A takeover of Envestra would create a larger company with broader and cheaper access to capital markets, APA CEO McCormack said in a filing on the day of the bid. As well as buying Envestra, APA is considering investing in new pipelines in Queensland -- home to more than $60 billion of LNG projects -- and a connection between APA’s east-coast grid and the Northern Territory, McCormack said in a statement on July 19.
All the same, buying Envestra offers little strategic benefit to APA, said Ian Myles, a Sydney-based analyst at Macquarie Group Ltd. There’s no immediate opportunity to accelerate Envestra’s growth because capital expenditures are governed by the regulator, according to Myles. He values Envestra at A$1.16 a share.
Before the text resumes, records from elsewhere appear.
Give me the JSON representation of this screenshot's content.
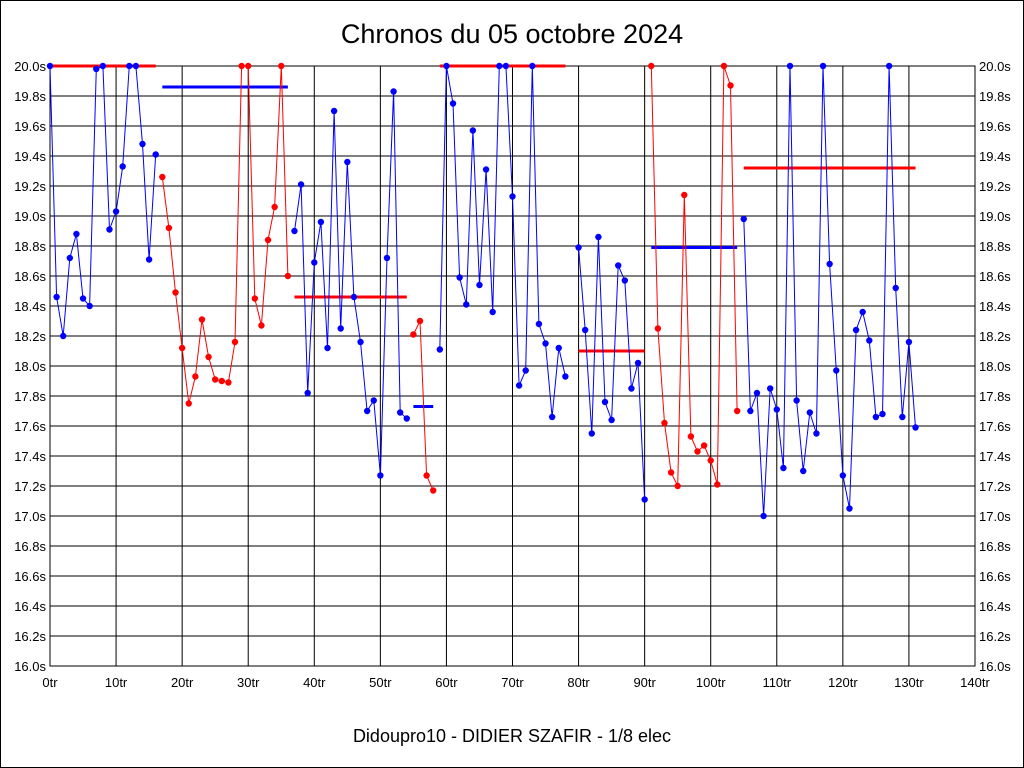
{
  "chart_data": {
    "type": "line",
    "title": "Chronos du 05 octobre 2024",
    "footer": "Didoupro10 - DIDIER SZAFIR - 1/8 elec",
    "xlabel": "",
    "ylabel": "",
    "xlim": [
      0,
      140
    ],
    "ylim": [
      16.0,
      20.0
    ],
    "grid": true,
    "x_ticks": [
      0,
      10,
      20,
      30,
      40,
      50,
      60,
      70,
      80,
      90,
      100,
      110,
      120,
      130,
      140
    ],
    "x_tick_labels": [
      "0tr",
      "10tr",
      "20tr",
      "30tr",
      "40tr",
      "50tr",
      "60tr",
      "70tr",
      "80tr",
      "90tr",
      "100tr",
      "110tr",
      "120tr",
      "130tr",
      "140tr"
    ],
    "y_ticks": [
      16.0,
      16.2,
      16.4,
      16.6,
      16.8,
      17.0,
      17.2,
      17.4,
      17.6,
      17.8,
      18.0,
      18.2,
      18.4,
      18.6,
      18.8,
      19.0,
      19.2,
      19.4,
      19.6,
      19.8,
      20.0
    ],
    "y_tick_labels": [
      "16.0s",
      "16.2s",
      "16.4s",
      "16.6s",
      "16.8s",
      "17.0s",
      "17.2s",
      "17.4s",
      "17.6s",
      "17.8s",
      "18.0s",
      "18.2s",
      "18.4s",
      "18.6s",
      "18.8s",
      "19.0s",
      "19.2s",
      "19.4s",
      "19.6s",
      "19.8s",
      "20.0s"
    ],
    "colors": {
      "blue": "#0000ff",
      "red": "#ff0000"
    },
    "series": [
      {
        "color": "blue",
        "points": [
          [
            0,
            20.0
          ],
          [
            1,
            18.46
          ],
          [
            2,
            18.2
          ],
          [
            3,
            18.72
          ],
          [
            4,
            18.88
          ],
          [
            5,
            18.45
          ],
          [
            6,
            18.4
          ],
          [
            7,
            19.98
          ],
          [
            8,
            20.0
          ],
          [
            9,
            18.91
          ],
          [
            10,
            19.03
          ],
          [
            11,
            19.33
          ],
          [
            12,
            20.0
          ],
          [
            13,
            20.0
          ],
          [
            14,
            19.48
          ],
          [
            15,
            18.71
          ],
          [
            16,
            19.41
          ]
        ]
      },
      {
        "color": "red",
        "points": [
          [
            17,
            19.26
          ],
          [
            18,
            18.92
          ],
          [
            19,
            18.49
          ],
          [
            20,
            18.12
          ],
          [
            21,
            17.75
          ],
          [
            22,
            17.93
          ],
          [
            23,
            18.31
          ],
          [
            24,
            18.06
          ],
          [
            25,
            17.91
          ],
          [
            26,
            17.9
          ],
          [
            27,
            17.89
          ],
          [
            28,
            18.16
          ],
          [
            29,
            20.0
          ],
          [
            30,
            20.0
          ],
          [
            31,
            18.45
          ],
          [
            32,
            18.27
          ],
          [
            33,
            18.84
          ],
          [
            34,
            19.06
          ],
          [
            35,
            20.0
          ],
          [
            36,
            18.6
          ]
        ]
      },
      {
        "color": "blue",
        "points": [
          [
            37,
            18.9
          ],
          [
            38,
            19.21
          ],
          [
            39,
            17.82
          ],
          [
            40,
            18.69
          ],
          [
            41,
            18.96
          ],
          [
            42,
            18.12
          ],
          [
            43,
            19.7
          ],
          [
            44,
            18.25
          ],
          [
            45,
            19.36
          ],
          [
            46,
            18.46
          ],
          [
            47,
            18.16
          ],
          [
            48,
            17.7
          ],
          [
            49,
            17.77
          ],
          [
            50,
            17.27
          ],
          [
            51,
            18.72
          ],
          [
            52,
            19.83
          ],
          [
            53,
            17.69
          ],
          [
            54,
            17.65
          ]
        ]
      },
      {
        "color": "red",
        "points": [
          [
            55,
            18.21
          ],
          [
            56,
            18.3
          ],
          [
            57,
            17.27
          ],
          [
            58,
            17.17
          ]
        ]
      },
      {
        "color": "blue",
        "points": [
          [
            59,
            18.11
          ],
          [
            60,
            20.0
          ],
          [
            61,
            19.75
          ],
          [
            62,
            18.59
          ],
          [
            63,
            18.41
          ],
          [
            64,
            19.57
          ],
          [
            65,
            18.54
          ],
          [
            66,
            19.31
          ],
          [
            67,
            18.36
          ],
          [
            68,
            20.0
          ],
          [
            69,
            20.0
          ],
          [
            70,
            19.13
          ],
          [
            71,
            17.87
          ],
          [
            72,
            17.97
          ],
          [
            73,
            20.0
          ],
          [
            74,
            18.28
          ],
          [
            75,
            18.15
          ],
          [
            76,
            17.66
          ],
          [
            77,
            18.12
          ],
          [
            78,
            17.93
          ]
        ]
      },
      {
        "color": "blue",
        "points": [
          [
            80,
            18.79
          ],
          [
            81,
            18.24
          ],
          [
            82,
            17.55
          ],
          [
            83,
            18.86
          ],
          [
            84,
            17.76
          ],
          [
            85,
            17.64
          ],
          [
            86,
            18.67
          ],
          [
            87,
            18.57
          ],
          [
            88,
            17.85
          ],
          [
            89,
            18.02
          ],
          [
            90,
            17.11
          ]
        ]
      },
      {
        "color": "red",
        "points": [
          [
            91,
            20.0
          ],
          [
            92,
            18.25
          ],
          [
            93,
            17.62
          ],
          [
            94,
            17.29
          ],
          [
            95,
            17.2
          ],
          [
            96,
            19.14
          ],
          [
            97,
            17.53
          ],
          [
            98,
            17.43
          ],
          [
            99,
            17.47
          ],
          [
            100,
            17.37
          ],
          [
            101,
            17.21
          ],
          [
            102,
            20.0
          ],
          [
            103,
            19.87
          ],
          [
            104,
            17.7
          ]
        ]
      },
      {
        "color": "blue",
        "points": [
          [
            105,
            18.98
          ],
          [
            106,
            17.7
          ],
          [
            107,
            17.82
          ],
          [
            108,
            17.0
          ],
          [
            109,
            17.85
          ],
          [
            110,
            17.71
          ],
          [
            111,
            17.32
          ],
          [
            112,
            20.0
          ],
          [
            113,
            17.77
          ],
          [
            114,
            17.3
          ],
          [
            115,
            17.69
          ],
          [
            116,
            17.55
          ],
          [
            117,
            20.0
          ],
          [
            118,
            18.68
          ],
          [
            119,
            17.97
          ],
          [
            120,
            17.27
          ],
          [
            121,
            17.05
          ],
          [
            122,
            18.24
          ],
          [
            123,
            18.36
          ],
          [
            124,
            18.17
          ],
          [
            125,
            17.66
          ],
          [
            126,
            17.68
          ],
          [
            127,
            20.0
          ],
          [
            128,
            18.52
          ],
          [
            129,
            17.66
          ],
          [
            130,
            18.16
          ],
          [
            131,
            17.59
          ]
        ]
      }
    ],
    "average_lines": [
      {
        "color": "red",
        "x": [
          0,
          16
        ],
        "y": 20.0
      },
      {
        "color": "blue",
        "x": [
          17,
          36
        ],
        "y": 19.86
      },
      {
        "color": "red",
        "x": [
          37,
          54
        ],
        "y": 18.46
      },
      {
        "color": "blue",
        "x": [
          55,
          58
        ],
        "y": 17.73
      },
      {
        "color": "red",
        "x": [
          59,
          78
        ],
        "y": 20.0
      },
      {
        "color": "red",
        "x": [
          80,
          90
        ],
        "y": 18.1
      },
      {
        "color": "blue",
        "x": [
          91,
          104
        ],
        "y": 18.79
      },
      {
        "color": "red",
        "x": [
          105,
          131
        ],
        "y": 19.32
      }
    ]
  }
}
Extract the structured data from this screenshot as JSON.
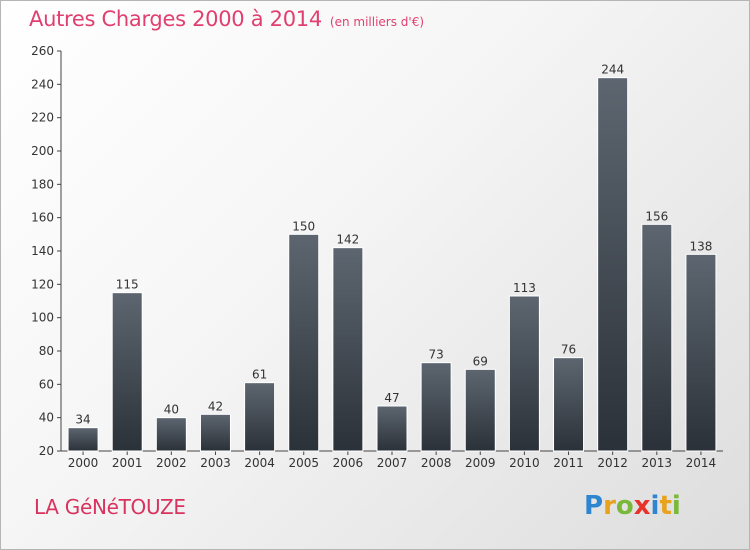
{
  "title": "Autres Charges 2000 à 2014",
  "unit_note": "(en milliers d'€)",
  "commune": "LA GéNéTOUZE",
  "logo": {
    "letters": [
      "P",
      "r",
      "o",
      "x",
      "i",
      "t",
      "i"
    ],
    "colors": [
      "#2e86d1",
      "#e8a21b",
      "#7ab839",
      "#e8332a",
      "#2e86d1",
      "#e8a21b",
      "#7ab839"
    ]
  },
  "colors": {
    "title": "#e04070",
    "bar_top": "#5d6670",
    "bar_bottom": "#2b3138"
  },
  "chart_data": {
    "type": "bar",
    "title": "Autres Charges 2000 à 2014",
    "xlabel": "",
    "ylabel": "",
    "categories": [
      "2000",
      "2001",
      "2002",
      "2003",
      "2004",
      "2005",
      "2006",
      "2007",
      "2008",
      "2009",
      "2010",
      "2011",
      "2012",
      "2013",
      "2014"
    ],
    "values": [
      34,
      115,
      40,
      42,
      61,
      150,
      142,
      47,
      73,
      69,
      113,
      76,
      244,
      156,
      138
    ],
    "ylim": [
      20,
      260
    ],
    "yticks": [
      20,
      40,
      60,
      80,
      100,
      120,
      140,
      160,
      180,
      200,
      220,
      240,
      260
    ],
    "grid": false,
    "data_labels": true
  }
}
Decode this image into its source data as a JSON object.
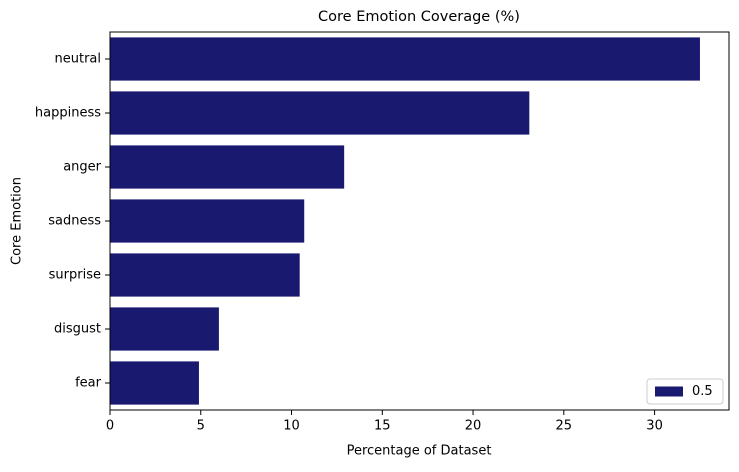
{
  "chart_data": {
    "type": "bar",
    "orientation": "horizontal",
    "title": "Core Emotion Coverage (%)",
    "xlabel": "Percentage of Dataset",
    "ylabel": "Core Emotion",
    "categories": [
      "neutral",
      "happiness",
      "anger",
      "sadness",
      "surprise",
      "disgust",
      "fear"
    ],
    "series": [
      {
        "name": "0.5",
        "color": "#191970",
        "values": [
          32.5,
          23.1,
          12.9,
          10.7,
          10.45,
          6.0,
          4.9
        ]
      }
    ],
    "xlim": [
      0,
      34.1
    ],
    "xticks": [
      0,
      5,
      10,
      15,
      20,
      25,
      30
    ],
    "legend": "lower right"
  }
}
“Doing it just for financial metrics is not as compelling as doing it with strategic reasons,” he said in a phone interview. “There will always be a number where it won’t make economic sense.”
It’s also not clear how much APA might be charged under change-of-control clauses tied to Envestra borrowings, APA said in its takeover proposal. Envestra’s net debt was A$2.19 billion at the end of 2012, it said in an April presentation.
Profit at Envestra will jump to A$123 million in 2014 from A$73.9 million last year, according to estimates compiled by Bloomberg.
While APA receives a fee for operating Envestra’s grid -- 3 percent of regulated revenue -- APA says almost all the value is locked in the target.
“They can see an extraordinary growth profile,” Paul Johnston, an analyst at Royal Bank of Canada in Melbourne, said in a phone interview. “It’s likely they will sweeten the current deal.”